Wednesday, April 05, 2006
always live in hope
that's what jacqueline gillespie would write in the front of copies of her book, when she signed them for people. in my copy that i've got here [that pic above is from google-image] she's underlined the always. she didn't sign if for me, i got it in a second-hand bookshop for $15. it's a good read. like a lot of women who married muslim men, i went through a stage of being somewhat perversely attracted to reading all the horror stories, of kidnappings and abuse, of running away across mountains with your child strapped to your back type stuff. of confiscated passports and threats along the lines of "you can leave, but the children stay with me."
i am so happy for jacqueline and her daughter, shah. to be reunited after 14 years, of waiting and wondering and no contact. she would send them birthday and christmas presents and videod messages, and never hear anything back. as far as i know, for 14 years, she never heard anything back. how awful that must have been. to think that people might be brainwashing your daughter and son, telling them bad things about you, that you don't love them anymore.
just not knowing.
shah was kidnapped at the age of 6, so little and vulnerable. and needing her mummy so much. now she's 20. we still need our mum, for as long as they are alive.

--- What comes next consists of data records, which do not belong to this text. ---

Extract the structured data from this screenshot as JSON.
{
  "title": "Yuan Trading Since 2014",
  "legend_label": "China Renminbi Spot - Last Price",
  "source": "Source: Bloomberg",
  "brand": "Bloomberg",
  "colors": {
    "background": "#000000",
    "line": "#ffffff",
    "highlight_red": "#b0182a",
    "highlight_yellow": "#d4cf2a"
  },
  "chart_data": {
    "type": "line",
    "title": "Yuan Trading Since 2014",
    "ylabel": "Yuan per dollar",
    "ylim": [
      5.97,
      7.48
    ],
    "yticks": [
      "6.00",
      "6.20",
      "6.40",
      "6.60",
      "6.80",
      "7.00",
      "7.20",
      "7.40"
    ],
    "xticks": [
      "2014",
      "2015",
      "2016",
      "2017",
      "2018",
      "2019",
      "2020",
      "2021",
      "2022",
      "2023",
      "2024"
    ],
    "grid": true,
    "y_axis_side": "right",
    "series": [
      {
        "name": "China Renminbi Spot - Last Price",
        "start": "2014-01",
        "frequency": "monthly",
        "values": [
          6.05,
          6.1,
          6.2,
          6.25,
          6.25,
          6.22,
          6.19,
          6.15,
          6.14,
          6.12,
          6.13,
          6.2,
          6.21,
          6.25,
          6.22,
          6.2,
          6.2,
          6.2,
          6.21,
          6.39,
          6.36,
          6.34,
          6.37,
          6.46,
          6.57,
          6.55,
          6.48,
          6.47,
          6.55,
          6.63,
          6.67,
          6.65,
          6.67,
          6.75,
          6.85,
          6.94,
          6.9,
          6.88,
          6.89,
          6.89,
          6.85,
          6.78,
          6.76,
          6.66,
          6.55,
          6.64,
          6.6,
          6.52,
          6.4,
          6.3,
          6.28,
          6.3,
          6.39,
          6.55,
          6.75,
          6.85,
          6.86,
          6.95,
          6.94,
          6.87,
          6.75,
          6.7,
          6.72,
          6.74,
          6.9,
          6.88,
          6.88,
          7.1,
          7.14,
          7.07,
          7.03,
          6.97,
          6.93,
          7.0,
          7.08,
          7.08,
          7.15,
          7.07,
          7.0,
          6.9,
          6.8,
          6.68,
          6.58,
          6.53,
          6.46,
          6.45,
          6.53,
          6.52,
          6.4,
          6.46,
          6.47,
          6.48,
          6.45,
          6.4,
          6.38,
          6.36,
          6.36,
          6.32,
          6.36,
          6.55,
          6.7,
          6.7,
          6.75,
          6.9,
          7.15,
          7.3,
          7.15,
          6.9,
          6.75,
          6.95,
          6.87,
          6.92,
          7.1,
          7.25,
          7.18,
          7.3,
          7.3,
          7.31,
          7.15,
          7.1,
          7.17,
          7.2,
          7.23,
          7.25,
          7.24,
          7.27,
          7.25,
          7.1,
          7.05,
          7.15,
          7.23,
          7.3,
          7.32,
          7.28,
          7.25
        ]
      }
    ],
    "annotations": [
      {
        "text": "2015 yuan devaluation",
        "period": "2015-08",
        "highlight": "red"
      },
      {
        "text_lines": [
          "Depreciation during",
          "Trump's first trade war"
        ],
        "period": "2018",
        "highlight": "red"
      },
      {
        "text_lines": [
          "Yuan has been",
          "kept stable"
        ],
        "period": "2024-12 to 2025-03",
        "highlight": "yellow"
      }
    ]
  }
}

and this is what her father had to say, the malasian prince:
It's only natural that she wants to visit her mother.
She is a big girl now, going to be 21.
She wants to be with her mother, so what is there for me to say?
so in his mind what he did was perfectly ok. it was so cruel and heartless. i wonder what he's done to the son, iddin. why doesn't iddin want to see his mother?
it broke my heart to read the book, and now i feel a sort of joy, but also like i want to cry.
great heaving racking sobs.
what is it about mothers and daughters?